Conclusion: Neonatal mortality remained high despite better care practices and childbirth in facilities becoming common. Public health action to improve neonatal survival in this setting should include a focus on improving the quality of facility-based childbirth care.

Trial registration: ClinicalTrials.gov NCT01022788.

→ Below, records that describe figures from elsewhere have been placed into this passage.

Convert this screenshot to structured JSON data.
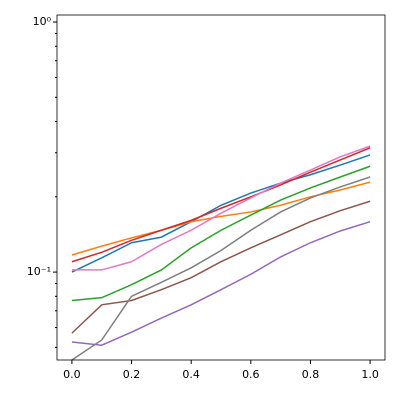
{
  "chart_data": {
    "type": "line",
    "x": [
      0,
      0.1,
      0.2,
      0.3,
      0.4,
      0.5,
      0.6,
      0.7,
      0.8,
      0.9,
      1.0
    ],
    "series": [
      {
        "color": "#1f77b4",
        "values": [
          0.1,
          0.114,
          0.131,
          0.138,
          0.159,
          0.185,
          0.207,
          0.227,
          0.245,
          0.268,
          0.294
        ]
      },
      {
        "color": "#ff7f0e",
        "values": [
          0.117,
          0.127,
          0.137,
          0.147,
          0.159,
          0.167,
          0.174,
          0.185,
          0.2,
          0.213,
          0.229
        ]
      },
      {
        "color": "#2ca02c",
        "values": [
          0.077,
          0.079,
          0.089,
          0.102,
          0.125,
          0.147,
          0.169,
          0.194,
          0.217,
          0.24,
          0.265
        ]
      },
      {
        "color": "#d62728",
        "values": [
          0.11,
          0.12,
          0.134,
          0.147,
          0.161,
          0.18,
          0.2,
          0.223,
          0.251,
          0.281,
          0.314
        ]
      },
      {
        "color": "#9467bd",
        "values": [
          0.0525,
          0.051,
          0.0575,
          0.0655,
          0.074,
          0.085,
          0.098,
          0.115,
          0.131,
          0.146,
          0.159
        ]
      },
      {
        "color": "#8c564b",
        "values": [
          0.057,
          0.074,
          0.077,
          0.085,
          0.095,
          0.11,
          0.125,
          0.141,
          0.159,
          0.176,
          0.192
        ]
      },
      {
        "color": "#e377c2",
        "values": [
          0.102,
          0.102,
          0.11,
          0.129,
          0.147,
          0.172,
          0.198,
          0.227,
          0.256,
          0.289,
          0.319
        ]
      },
      {
        "color": "#7f7f7f",
        "values": [
          0.0445,
          0.0535,
          0.08,
          0.091,
          0.104,
          0.122,
          0.147,
          0.174,
          0.198,
          0.219,
          0.24
        ]
      }
    ],
    "xlim": [
      -0.05,
      1.05
    ],
    "xticks": [
      {
        "value": 0,
        "label": "0.0"
      },
      0.2,
      0.4,
      0.6,
      0.8,
      {
        "value": 1,
        "label": "1.0"
      }
    ],
    "ylim": [
      0.0445,
      1.067
    ],
    "yscale": "log",
    "yticks": [
      {
        "value": 0.1,
        "label": "10⁻¹"
      },
      {
        "value": 1,
        "label": "10⁰"
      }
    ],
    "yminorticks": [
      0.05,
      0.06,
      0.07,
      0.08,
      0.09,
      0.2,
      0.3,
      0.4,
      0.5,
      0.6,
      0.7,
      0.8,
      0.9
    ]
  }
}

Conflict of interest statement

The authors have declared that no competing interests exist.

Figures

Fig 1. Estimated coverage of volunteer home…
Fig 1. Estimated coverage of volunteer home visits from internal monitoring and household surveys.
~ Internal monitoring information (first and fourth visits) refers to information from the volunteers’ workbooks, which were collected throughout the study on a quarterly basis. The number of quarterly review meetings and the median month of data collection are given. * Household survey data include the adequacy survey done in 2011 (based on 257 women with a live birth in the year prior the survey [26]) and the impact evaluation household survey in 2013 (based on 7,823 women with a live birth in the year prior the survey).
Fig 2. Trial profile.
Fig 2. Trial profile.
Fig 3. Meta-analysis of the effect of…
Fig 3. Meta-analysis of the effect of home visits on NMR.
Data are the number of deaths (newborn mortality rate per 1,000 live births). Proof-of-principle studies: Gadchiroli, India, 2005 [4]; Hala, Pakistan [7]; Projahnmo, Bangladesh, 2008 [6]; Shivgarh, India, 2008 [5]; Projahnmo-2, Bangladesh [33]; Hala, Pakistan [31], Integrated Management of Neonatal and Childhood Illnesses, India [32]; Newhints, Ghana [9]; and Improving Newborn Survival in Southern Tanzania (INSIST). Shivgarh-1 = home visits only. Shivgarh-2 = home visits plus thermospot.